Cape Hatteras National Seashore Issues Final Rule Guiding Off-Road Vehicle Management

February 8, 2012

Years of acrimony over how to regulate off-road vehicle use at Cape Hatteras National Seashore are, barring another lawsuit, nearing an end, as final rules governing ORVs on the seashore are set to take effect next week.

The plan meets both the National Park Service's legal requirement to adopt an ORV management plan at the seashore, and its mandates under the Endangered Species Act to protect endangered and threatened species, such as the piping plover and five species of sea turtles that might come ashore to nest.

“What in essence we tried to do is come up with a balanced plan that, based on the public feedback, provides ORV access to the most popular areas," seashore Superintendent Mike Murray said the other day. "But there’s also strong sentiment wanting some of these areas to be vehicle-free year-round.”

Under the seashore's adopted approach to ORV management, areas along the 70-odd miles of beach are either closed, seasonally open, or open year-round to ORV use; the Park Service intends to build new parking areas along Highway 12,  as well as new access ramps to the beach, and; a new trail is to be built to allow pedestrians to walk down through the dunes to the beach.

The plan also provides for a "seasonal night-driving restriction ... established from 9 p.m. to 7 a.m. during turtle nesting season, although areas with no turtle nests could open to night driving from September 16 through November 15." Additionally, it calls for an "alternative transportation study and would encourage the establishment of a beach shuttle or water taxi."

Overall, the approved plan allows for 27.9 miles of year-round designated ORV routes on the seashore, 12.7 miles of seasonal routes, and 26.4 miles of vehicle-free miles.
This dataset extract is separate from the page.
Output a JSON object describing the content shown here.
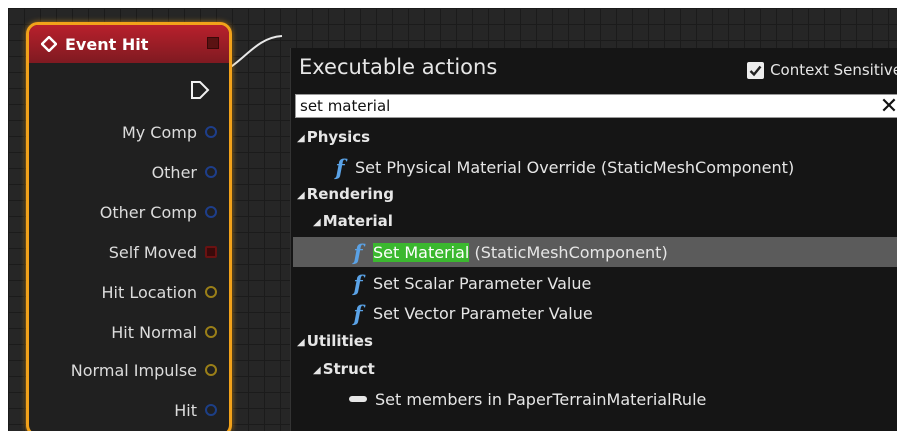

The rules also outline vehicle requirements, permit requirements, nightly ORV restrictions, speed limits and more.

“The Park Service’s rules are a compromise that provides protections for both pedestrians and wildlife while still allowing responsible beach driving,” said Julie Youngman, a senior attorney for the Southern Environmental Law Center that forced the Park Service to develop the management plan with a lawsuit back in 2007.

That lawsuit spawned a cataclysmic collision between those who rely on ORVs to reach favored spots, land managers who by law must help endangered and threatened species, and Defenders of Wildlife and the National Audubon Society, which brought the lawsuit through the Southern Environmental Law Center.

While the final rules give the seashore officials some flexibility to adjust buffer zones set up around nesting sea turtles and plovers and their hatchlings and fledglings, that flexibility only goes so far.

Under the rules set to take effect February 15:

* There will be a year-round designated ORV route on the east side of Cape Point;

* A year-round ORV route is provided for on South Point on Ocracoke Island;

* There's a seasonal ORV route on Bodie Island Spit between September 15 and March 14;

* Hatteras Inlet Spit on the southern end of Hatteras Island would be vehicle free on the beach;

* the North Ocracoke area also would be vehicle free year-round.

(For a more detailed rundown on the rules and regulations, visit this page. To look at a map of seasonal closures, download this PDF.)

In areas with seasonal closures due to bird or turtle nesting, buffer zones around areas with piping plover chicks may be as great as 1,000 meters, a distance criticized by many in the ORV community. But Superintendent Murray said that zone was tied specifically to the chicks' possible movements.

“Based on scientific studies and recomendation on what the buffer distance should be, we have multiple species, and each species is a little different. The one buffer that seems to bug people the most is the 1,000-meter ORV buffer for piping plover chicks," he said. "And it comes right out of the piping plover recovery plan. One of the issues, until the consent decree, we never provided piping plover chicks nearly that much area. And we didn’t have very good chick survival, and we didn’t know how far they would move because it’s very hard to find them if they get run over or otherwise lost. It could be a predator or something else. And the recent years under the consent decree, with the 1,000-meter buffer, we do in fact see that they move significant distances."

Under the approved plan, the Park Service could alter those buffer zones if data collected during 5-year periods of monitoring justify a change, the superintendent said. The bottom line, though, is the Park Service's mission to manage foremost for conservation of resources, and then for recreational enjoyment, he said.

"Based on Park Service policy, if there’s a conflict between conservation and use, conservation is to be predominant," Superintendent Murray said. "The way the plan is designed, we’ll stick with the 1,000-meter ORV buffer where there are piping plvoer chicks present, and then study it and see if the data will enable us to change that when we do the periodic reviews."

In the coming weeks, seashore officials will begin the scoping process to see what issues the public thinks should be addressed as efforts are made to identify where new parking areas and beach access ramps should be located.

Additionally, the Park Service will begin preliminary work on an alternative transportation plan.